Identifying lies to improve security

A group of researchers at RAND Corporation published a report in which they explain that they discovered that machine learning (ML) models can identify signs of deception during national security background check interviews. The most accurate approach to detecting deception is an ML model that counts the number of times respondents use common words.

The researchers’ experiment worked as follows:

  • The 103 participants read a story about how, in 2013, Edward Snowden leaked classified information from the National Security Agency.
  • Participants were randomly assigned to read the same story, but it was presented either as a news report or as a memo with markings indicating that it contained confidential information.
  • Participants were assigned to one of two groups in order to be interviewed. One group was told to lie about what they had read and the other to tell the truth.
  • Former law enforcement officers interviewed participants via videoconference and random-order text-based chat.

The RAND researchers used the interview and chat transcripts to train different ML models to see if these could distinguish liars from truth-tellers.

These scholars reached three major conclusions:

  • It is not just what one says, but how one says it: frequency of words, cadence of speech, choice of words and other linguistic signals of potential lies.
  • ML models can detect signs of deception in the way people express themselves, even in text-based chats without the presence of a human interviewer.
  • The models are tools that can add to existing interviewing techniques, but they cannot completely replace these techniques.

In terms of the implications this may have for security, the researchers highlight the following:

  • Men take part in many of the background investigations for security clearances, and at least a quarter of security clearance applicants are women.

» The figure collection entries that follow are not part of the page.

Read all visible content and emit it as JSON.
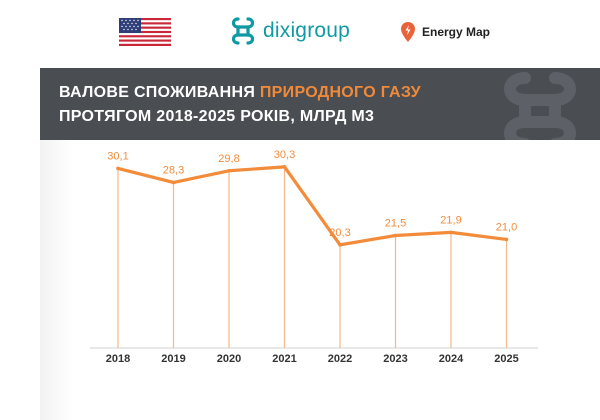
{
  "header": {
    "flag_icon": "us-flag-icon",
    "logo_icon": "dixigroup-logo-icon",
    "logo_text": "dixigroup",
    "logo_tagline": "",
    "energy_map_label": "Energy Map",
    "energy_map_icon": "map-pin-icon"
  },
  "title": {
    "line1_prefix": "ВАЛОВЕ СПОЖИВАННЯ ",
    "line1_accent": "ПРИРОДНОГО ГАЗУ",
    "line2": "ПРОТЯГОМ 2018-2025 РОКІВ, МЛРД М3"
  },
  "colors": {
    "accent": "#f08a3a",
    "title_bar": "#4a4d52",
    "line": "#f28c3b",
    "drop_line": "#f5b88a",
    "logo": "#0f9aa3"
  },
  "chart_data": {
    "type": "line",
    "categories": [
      "2018",
      "2019",
      "2020",
      "2021",
      "2022",
      "2023",
      "2024",
      "2025"
    ],
    "values": [
      30.1,
      28.3,
      29.8,
      30.3,
      20.3,
      21.5,
      21.9,
      21.0
    ],
    "data_labels": [
      "30,1",
      "28,3",
      "29,8",
      "30,3",
      "20,3",
      "21,5",
      "21,9",
      "21,0"
    ],
    "title": "ВАЛОВЕ СПОЖИВАННЯ ПРИРОДНОГО ГАЗУ ПРОТЯГОМ 2018-2025 РОКІВ, МЛРД М3",
    "xlabel": "",
    "ylabel": "",
    "ylim": [
      0,
      32
    ],
    "grid": false,
    "legend": "none"
  }
}
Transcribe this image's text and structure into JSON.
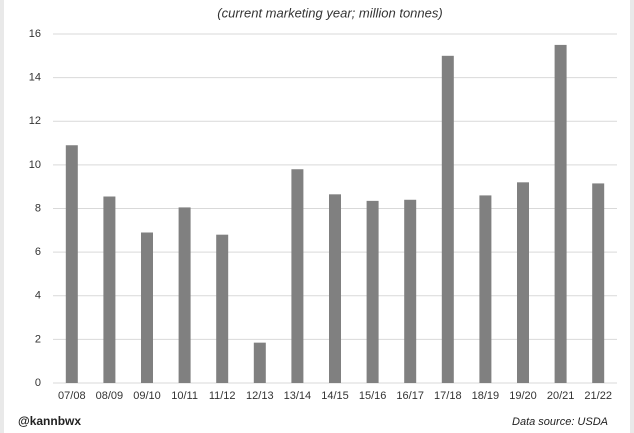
{
  "chart_data": {
    "type": "bar",
    "subtitle": "(current marketing year; million tonnes)",
    "categories": [
      "07/08",
      "08/09",
      "09/10",
      "10/11",
      "11/12",
      "12/13",
      "13/14",
      "14/15",
      "15/16",
      "16/17",
      "17/18",
      "18/19",
      "19/20",
      "20/21",
      "21/22"
    ],
    "values": [
      10.9,
      8.55,
      6.9,
      8.05,
      6.8,
      1.85,
      9.8,
      8.65,
      8.35,
      8.4,
      15.0,
      8.6,
      9.2,
      15.5,
      9.15
    ],
    "color": "#808080",
    "ylim": [
      0,
      16
    ],
    "yticks": [
      0,
      2,
      4,
      6,
      8,
      10,
      12,
      14,
      16
    ],
    "grid": true,
    "credit": "@kannbwx",
    "source": "Data source: USDA"
  }
}
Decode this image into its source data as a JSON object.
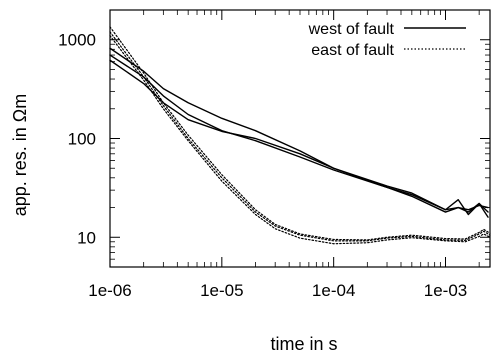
{
  "chart_data": {
    "type": "line",
    "xlabel": "time in s",
    "ylabel": "app. res. in Ωm",
    "xscale": "log",
    "yscale": "log",
    "xlim": [
      1e-06,
      0.0025
    ],
    "ylim": [
      5,
      2000
    ],
    "grid": false,
    "legend_position": "top-right",
    "x_ticks": [
      {
        "value": 1e-06,
        "label": "1e-06"
      },
      {
        "value": 1e-05,
        "label": "1e-05"
      },
      {
        "value": 0.0001,
        "label": "1e-04"
      },
      {
        "value": 0.001,
        "label": "1e-03"
      }
    ],
    "y_ticks": [
      {
        "value": 10,
        "label": "10"
      },
      {
        "value": 100,
        "label": "100"
      },
      {
        "value": 1000,
        "label": "1000"
      }
    ],
    "groups": [
      {
        "name": "west of fault",
        "style": "solid",
        "color": "#000000",
        "series": [
          {
            "x": [
              1e-06,
              2e-06,
              3e-06,
              5e-06,
              1e-05,
              2e-05,
              5e-05,
              0.0001,
              0.0003,
              0.0005,
              0.001,
              0.0013,
              0.0016,
              0.002,
              0.0024
            ],
            "y": [
              620,
              360,
              230,
              155,
              118,
              100,
              70,
              50,
              33,
              28,
              19,
              24,
              17,
              22,
              18
            ]
          },
          {
            "x": [
              1e-06,
              2e-06,
              3e-06,
              5e-06,
              1e-05,
              2e-05,
              5e-05,
              0.0001,
              0.0003,
              0.0005,
              0.001,
              0.0013,
              0.0016,
              0.002,
              0.0024
            ],
            "y": [
              700,
              420,
              270,
              175,
              120,
              95,
              65,
              48,
              32,
              27,
              19,
              20,
              18,
              22,
              16
            ]
          },
          {
            "x": [
              1e-06,
              2e-06,
              3e-06,
              5e-06,
              1e-05,
              2e-05,
              5e-05,
              0.0001,
              0.0003,
              0.0005,
              0.001,
              0.0013,
              0.0016,
              0.002,
              0.0024
            ],
            "y": [
              820,
              480,
              320,
              230,
              160,
              120,
              75,
              50,
              32,
              26,
              18,
              20,
              19,
              21,
              20
            ]
          }
        ]
      },
      {
        "name": "east of fault",
        "style": "dotted",
        "color": "#000000",
        "series": [
          {
            "x": [
              1e-06,
              2e-06,
              3e-06,
              5e-06,
              1e-05,
              2e-05,
              3e-05,
              5e-05,
              0.0001,
              0.0002,
              0.0003,
              0.0005,
              0.001,
              0.0015,
              0.002,
              0.0022,
              0.0025
            ],
            "y": [
              1200,
              420,
              215,
              100,
              40,
              18,
              13,
              10.5,
              9.2,
              9.2,
              9.8,
              10.2,
              9.4,
              9.3,
              10.8,
              11.5,
              10.5
            ]
          },
          {
            "x": [
              1e-06,
              2e-06,
              3e-06,
              5e-06,
              1e-05,
              2e-05,
              3e-05,
              5e-05,
              0.0001,
              0.0002,
              0.0003,
              0.0005,
              0.001,
              0.0015,
              0.002,
              0.0022,
              0.0025
            ],
            "y": [
              1350,
              460,
              230,
              108,
              43,
              19,
              13.5,
              10.8,
              9.5,
              9.4,
              10,
              10.5,
              9.7,
              9.6,
              11.2,
              12,
              11
            ]
          },
          {
            "x": [
              1e-06,
              2e-06,
              3e-06,
              5e-06,
              1e-05,
              2e-05,
              3e-05,
              5e-05,
              0.0001,
              0.0002,
              0.0003,
              0.0005,
              0.001,
              0.0015,
              0.002,
              0.0022,
              0.0025
            ],
            "y": [
              1100,
              390,
              200,
              95,
              37,
              17,
              12.2,
              9.8,
              8.6,
              8.8,
              9.4,
              9.9,
              9.2,
              9.0,
              10.2,
              10.8,
              10
            ]
          }
        ]
      }
    ]
  }
}
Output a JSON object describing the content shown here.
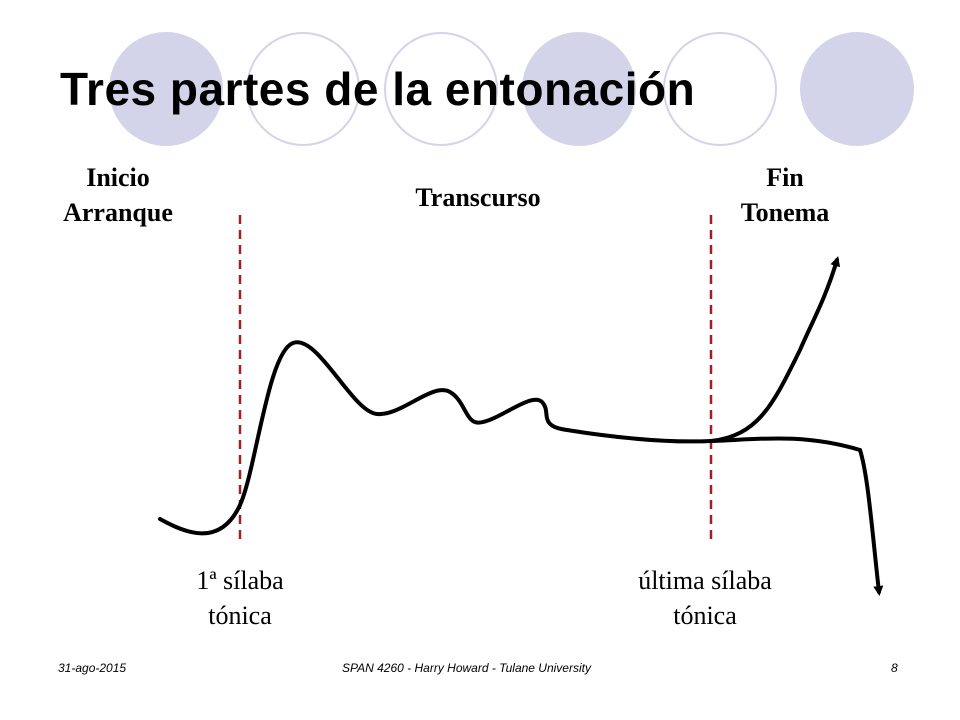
{
  "title": "Tres partes de la entonación",
  "labels": {
    "inicio": [
      "Inicio",
      "Arranque"
    ],
    "transcurso": "Transcurso",
    "fin": [
      "Fin",
      "Tonema"
    ]
  },
  "syllables": {
    "first": [
      "1ª sílaba",
      "tónica"
    ],
    "last": [
      "última sílaba",
      "tónica"
    ]
  },
  "footer": {
    "date": "31-ago-2015",
    "course": "SPAN 4260 - Harry Howard - Tulane University",
    "page": "8"
  },
  "colors": {
    "circle_fill": "#d3d3ea",
    "boundary_line": "#a31f24",
    "curve": "#000000"
  }
}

It is important to understand how the gender of the interviewer might affect the modelling results.
  • Inappropriate use of ML tools could lead to inequities in the acceptance and rejection rates of security clearance applicants.
  • Due to potential biases in ML model results and in humans, it is important to maintain a system of checks and balances that includes both humans and machines.
  • The models found that men and women used different words to deceive. Men were less likely to use the word “I” when lying and more likely to use it when telling the truth.